Bromea el moribundo, ajado, con las mejillas ya del todo enflaquecidas, incrustados los ojos en unas cuencas agrietadas y oscuras, sin fuego las pupilas, corroída el alma:
"Todavía el mundo es hermoso... aún lo es, incluso en este... Estuve hoy en la galería. Quizá por última vez. Ya ponía yo punto final a los cuadros. Le dije a E.B., seria y bella, en guardia detrás de su mesa llena de papeles inútiles y libros lujosos (afuera estaba el cielo emborronado, un falso azul entre las grandes nubes de marzo ["Expresión improbable ésta en el tipo, aunque...": acotación de J.P., abril, 2003.]: será una exposición de malditos espectros... Hay muchos nombres solapados tras los sexos y la carne podrida, en todos los vientres abiertos. Es ese mundo que tú bien conoces, querida, entre malas astucias y el oropel y la riqueza manchada de sangre y de semen. -Una buena cantidad de dinero aguarda el destino de tus bolsillos, linda embustera. Vas a hacer una fortuna-. Me miró como a un bicho terrible, no asqueroso, sólo lamentable, sin redención, con todo el merecido castigo del mundo en la conciencia pecadora “Es tu penitencia, hideputa transgresor ¡Muérete, cerdo!”, pensaría justiciera. Y ella, que era inocente, sin mácula, hermosa y joven, qué lejos de la culpa, paseando por la verde campiña... ¡Ja!
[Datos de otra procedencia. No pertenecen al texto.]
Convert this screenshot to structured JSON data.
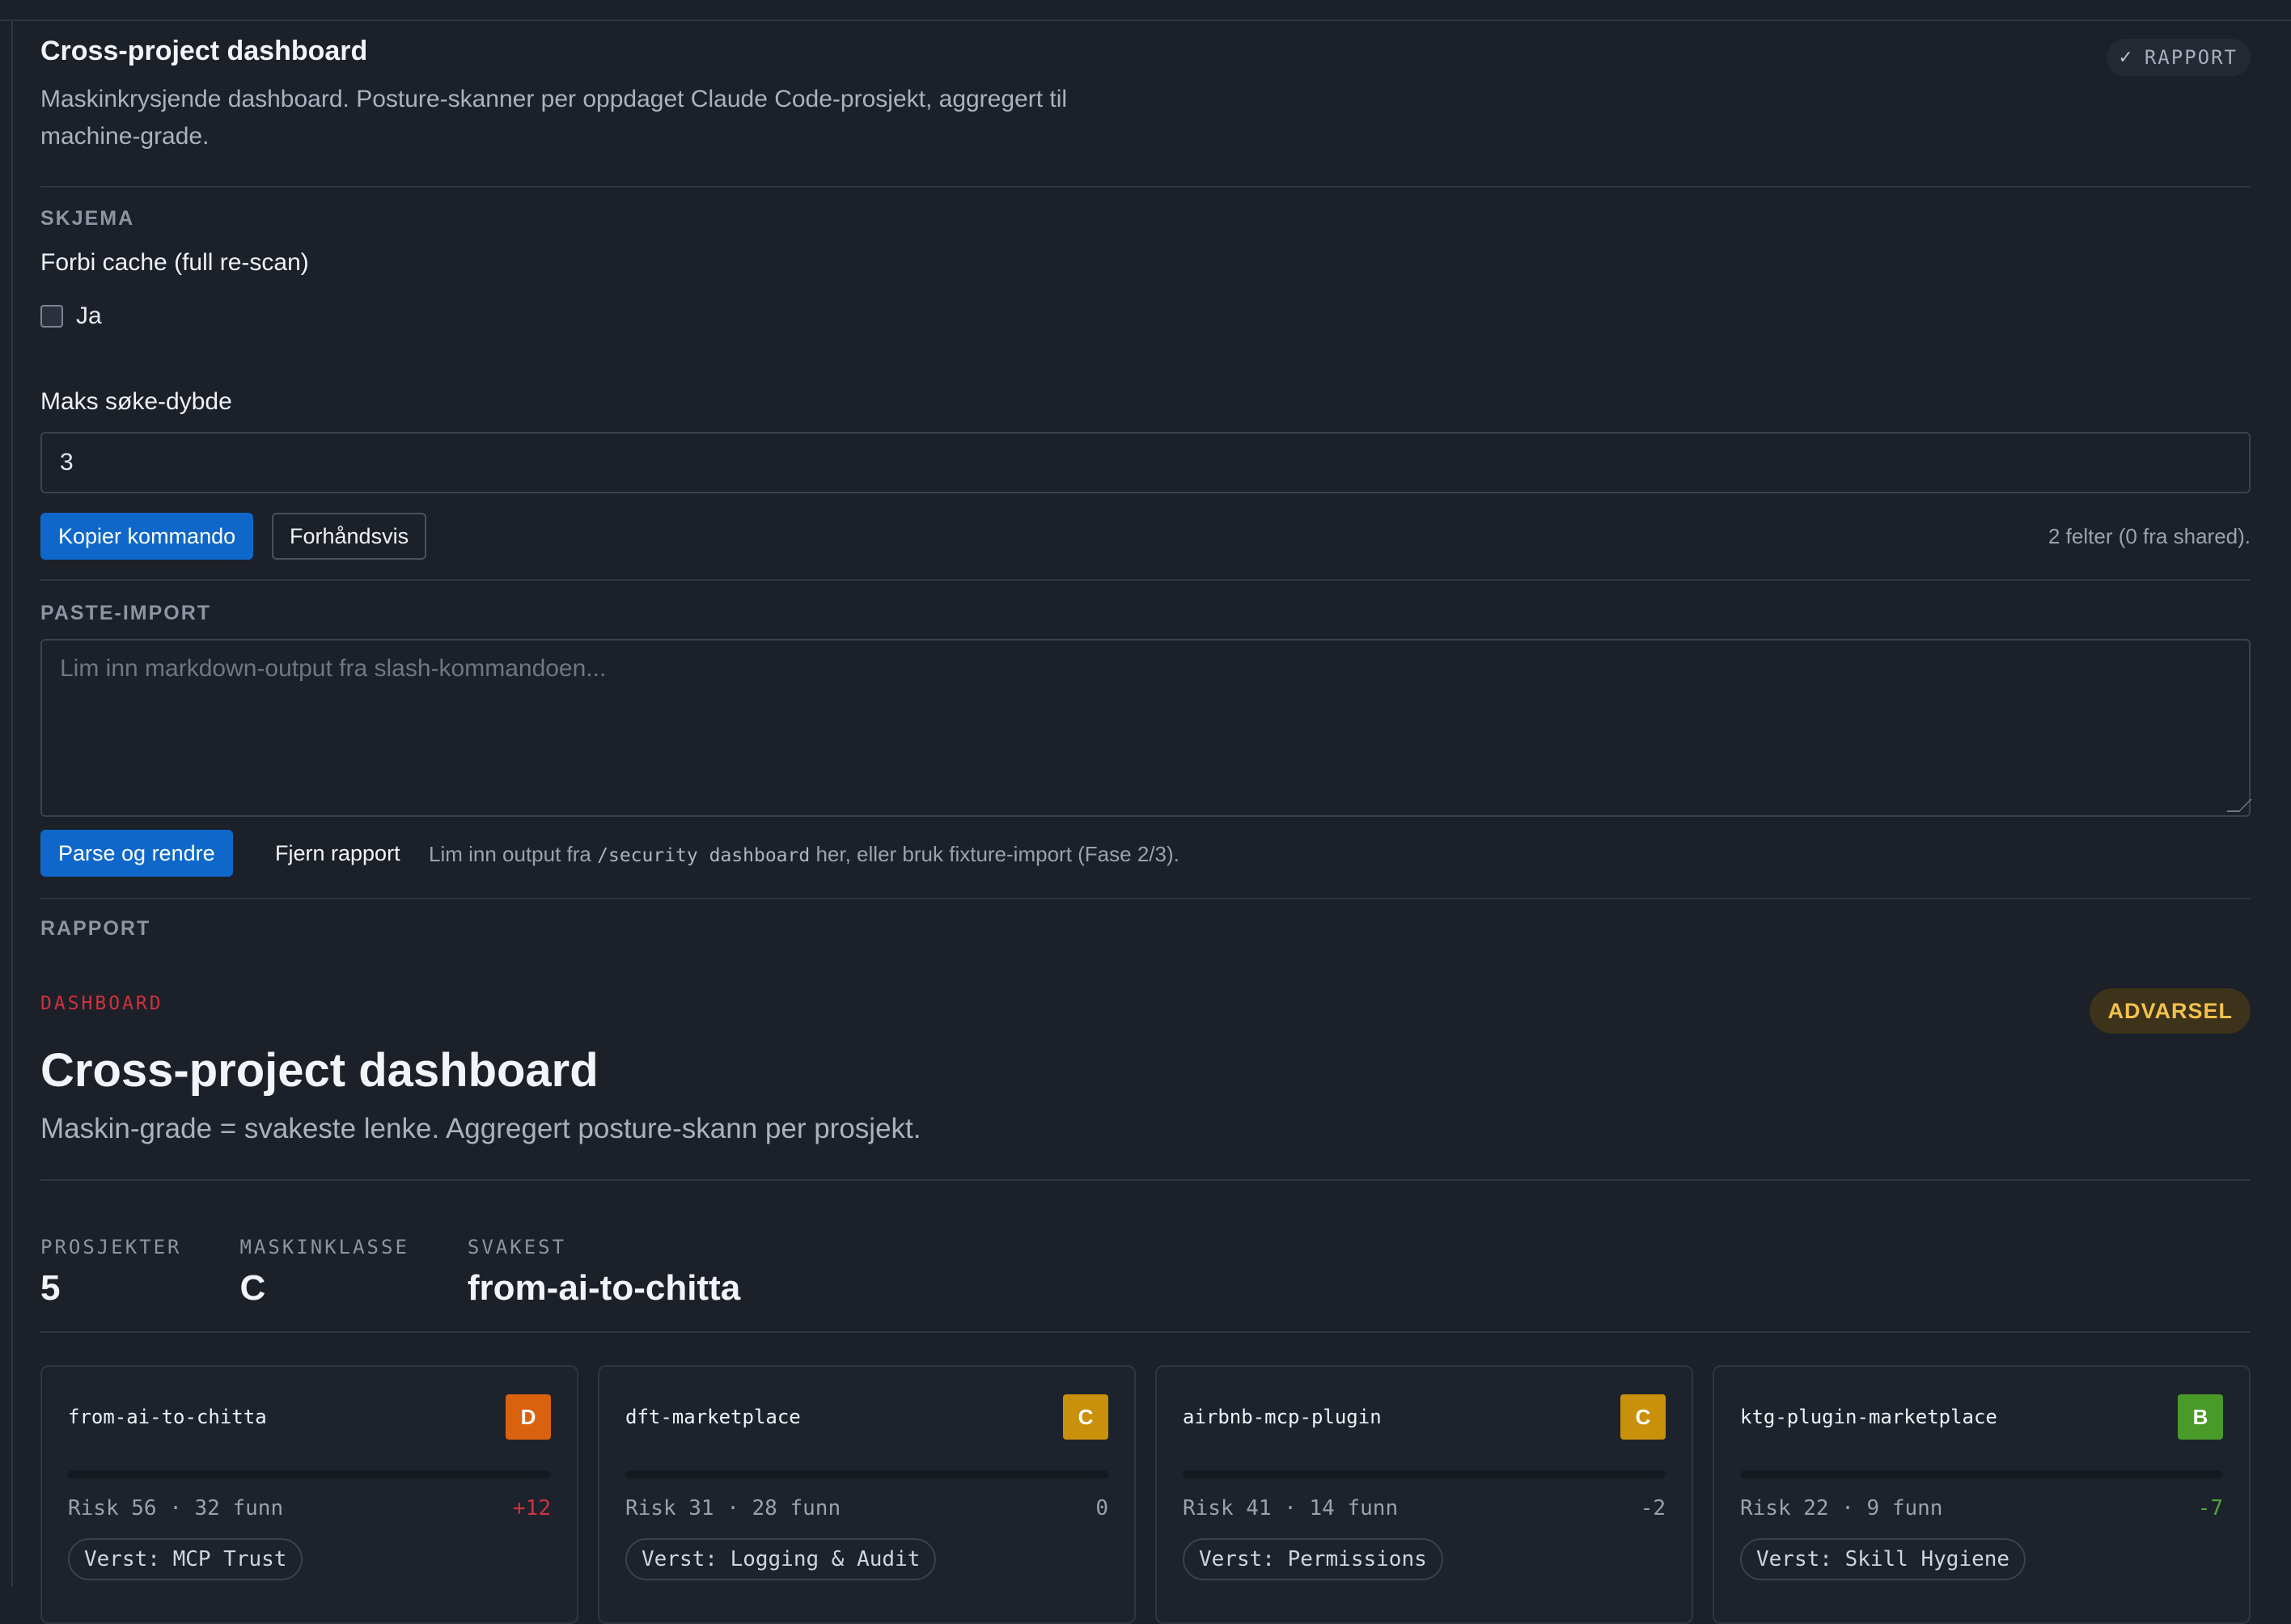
{
  "header": {
    "title": "Cross-project dashboard",
    "description": "Maskinkrysjende dashboard. Posture-skanner per oppdaget Claude Code-prosjekt, aggregert til machine-grade.",
    "chip_icon": "check-icon",
    "chip_label": "RAPPORT"
  },
  "schema": {
    "section_label": "SKJEMA",
    "bypass_cache_label": "Forbi cache (full re-scan)",
    "checkbox_label": "Ja",
    "checkbox_checked": false,
    "depth_label": "Maks søke-dybde",
    "depth_value": "3",
    "copy_button": "Kopier kommando",
    "preview_button": "Forhåndsvis",
    "fields_note": "2 felter (0 fra shared)."
  },
  "paste": {
    "section_label": "PASTE-IMPORT",
    "placeholder": "Lim inn markdown-output fra slash-kommandoen...",
    "parse_button": "Parse og rendre",
    "remove_button": "Fjern rapport",
    "hint_before": "Lim inn output fra",
    "hint_code": "/security dashboard",
    "hint_after": "her, eller bruk fixture-import (Fase 2/3)."
  },
  "report": {
    "section_label": "RAPPORT",
    "eyebrow": "DASHBOARD",
    "status_badge": "ADVARSEL",
    "title": "Cross-project dashboard",
    "subtitle": "Maskin-grade = svakeste lenke. Aggregert posture-skann per prosjekt.",
    "stats": {
      "projects_label": "PROSJEKTER",
      "projects_value": "5",
      "machine_class_label": "MASKINKLASSE",
      "machine_class_value": "C",
      "weakest_label": "SVAKEST",
      "weakest_value": "from-ai-to-chitta"
    },
    "projects": [
      {
        "name": "from-ai-to-chitta",
        "grade": "D",
        "grade_color": "#d9620f",
        "meta": "Risk 56 · 32 funn",
        "delta": "+12",
        "delta_color": "#d0313f",
        "worst": "Verst: MCP Trust"
      },
      {
        "name": "dft-marketplace",
        "grade": "C",
        "grade_color": "#c9900c",
        "meta": "Risk 31 · 28 funn",
        "delta": "0",
        "delta_color": "#9aa2ae",
        "worst": "Verst: Logging & Audit"
      },
      {
        "name": "airbnb-mcp-plugin",
        "grade": "C",
        "grade_color": "#c9900c",
        "meta": "Risk 41 · 14 funn",
        "delta": "-2",
        "delta_color": "#9aa2ae",
        "worst": "Verst: Permissions"
      },
      {
        "name": "ktg-plugin-marketplace",
        "grade": "B",
        "grade_color": "#4a9a2a",
        "meta": "Risk 22 · 9 funn",
        "delta": "-7",
        "delta_color": "#4fa83a",
        "worst": "Verst: Skill Hygiene"
      }
    ]
  }
}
Le solté una carcajada delante de sus gráciles narices. "¿Te ríes?", me preguntó ofendida, con cara de palo. (Sé que fingía todo el tiempo. Y yo.) No podía creer mi absoluto desprecio a lo que representaba, a esos valores que ella tanto enaltecía en su interior a la vez que ocultaba hábilmente en su conducta. Bien, cómo decirlo... "¿Te ríes...?" Es el sarcasmo de Kapossi... lo que me hace gracia. "¡Oh... ya!", exclamó, y hasta se le escapó la mueca de hiena formal y hacendosa, ¡nada caritativa! Hice una pausa. Ya sabes, nena, tienes que... Saca una buena pasta de esos lienzos... "Claro", dijo. Pero enrojeció enseguida. Ella sabía que no iba yo a vivir más allá del calor de ese verano. Sí, sí, no dudes en hacerlo, ¡perversamente! Y me envías parte del caudal recogido allá arriba... o allá abajo. Hice otra pausa: avanza la carcoma de..., ya sabes. Y apartaba la vista, esa E.B., marchante de hombres, de..." (Quien lea esto: estoy muerto, julio de 1988.)
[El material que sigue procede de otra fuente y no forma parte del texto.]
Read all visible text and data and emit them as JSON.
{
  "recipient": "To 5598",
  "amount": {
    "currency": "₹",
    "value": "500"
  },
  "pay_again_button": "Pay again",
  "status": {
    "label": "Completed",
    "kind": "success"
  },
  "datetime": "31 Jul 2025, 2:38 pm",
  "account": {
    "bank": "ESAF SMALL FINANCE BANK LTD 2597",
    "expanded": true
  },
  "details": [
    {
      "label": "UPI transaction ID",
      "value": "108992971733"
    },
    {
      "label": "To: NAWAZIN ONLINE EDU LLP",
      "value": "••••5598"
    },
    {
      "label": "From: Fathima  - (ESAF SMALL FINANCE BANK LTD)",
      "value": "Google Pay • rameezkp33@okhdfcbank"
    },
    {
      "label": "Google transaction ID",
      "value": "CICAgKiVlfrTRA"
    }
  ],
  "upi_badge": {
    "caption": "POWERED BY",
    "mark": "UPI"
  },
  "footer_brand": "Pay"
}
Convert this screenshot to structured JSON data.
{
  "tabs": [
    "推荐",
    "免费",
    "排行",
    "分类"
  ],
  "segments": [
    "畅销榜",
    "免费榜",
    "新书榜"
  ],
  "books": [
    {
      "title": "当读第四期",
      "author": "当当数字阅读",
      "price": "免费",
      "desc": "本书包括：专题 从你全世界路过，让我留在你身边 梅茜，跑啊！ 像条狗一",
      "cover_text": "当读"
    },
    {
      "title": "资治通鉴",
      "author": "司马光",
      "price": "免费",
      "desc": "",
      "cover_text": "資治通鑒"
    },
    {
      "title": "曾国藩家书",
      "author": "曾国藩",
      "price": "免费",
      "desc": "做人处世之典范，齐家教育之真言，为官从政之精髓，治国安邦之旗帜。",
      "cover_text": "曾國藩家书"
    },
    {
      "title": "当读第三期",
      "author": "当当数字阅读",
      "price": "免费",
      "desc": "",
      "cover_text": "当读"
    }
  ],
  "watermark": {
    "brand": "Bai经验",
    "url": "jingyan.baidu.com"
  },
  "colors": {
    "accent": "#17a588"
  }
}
[Decirlo sin ambages: D.G., tras una cena copiosa en..., confesó mirando con un arrobo idiota la copa de coñac de barrica, que T.B. y él (¡que aberrantes complicidades!) habían descubierto un paquete de hojas manuscritas a lápiz por F.B., cuidadosamente plegadas entre los sucios botes de pigmento arrinconados en el opresivo cuchitril que era su estudio. D.G. diría, embriagado en el letargo de la digestión, ahí acomodado en el instante feliz (lo observaba yo con cierto... asco): "No había luz eléctrica... ¡te imaginas! ¡No había luz! Lo que se filtraba por la capa de polvo de la ventana era... era como una niebla..., veías en ese agujero como inmerso en un fondo de agua." ¿En octubre de 1996... frente al mar, la mujer amarilla, azul? Comida italiana, bien, muy bien condimentada, en la cena prolongadísima... (la regó D.G. con un buen vino de la Toscana, un Chianti, y el aceite purísimo de Lucca...) En cualquier caso: no caer en la debilidad de preguntarle nada sobre F.B. a él. Tal vez, a Z., si es que aún está vivo (no, está muerto) y no existe en él despecho, la indiferencia, el rencor en su alma excelentemente viciada. ¿El odio...? Fluye esa lepra en la pareja del amor, entre las piernas velludas y ásperas de los dos hombres, hasta la agonía final del sexo que sangra, y sangra... Y ahora muerto uno, moribundo el otro, vaya a saber quien qué.]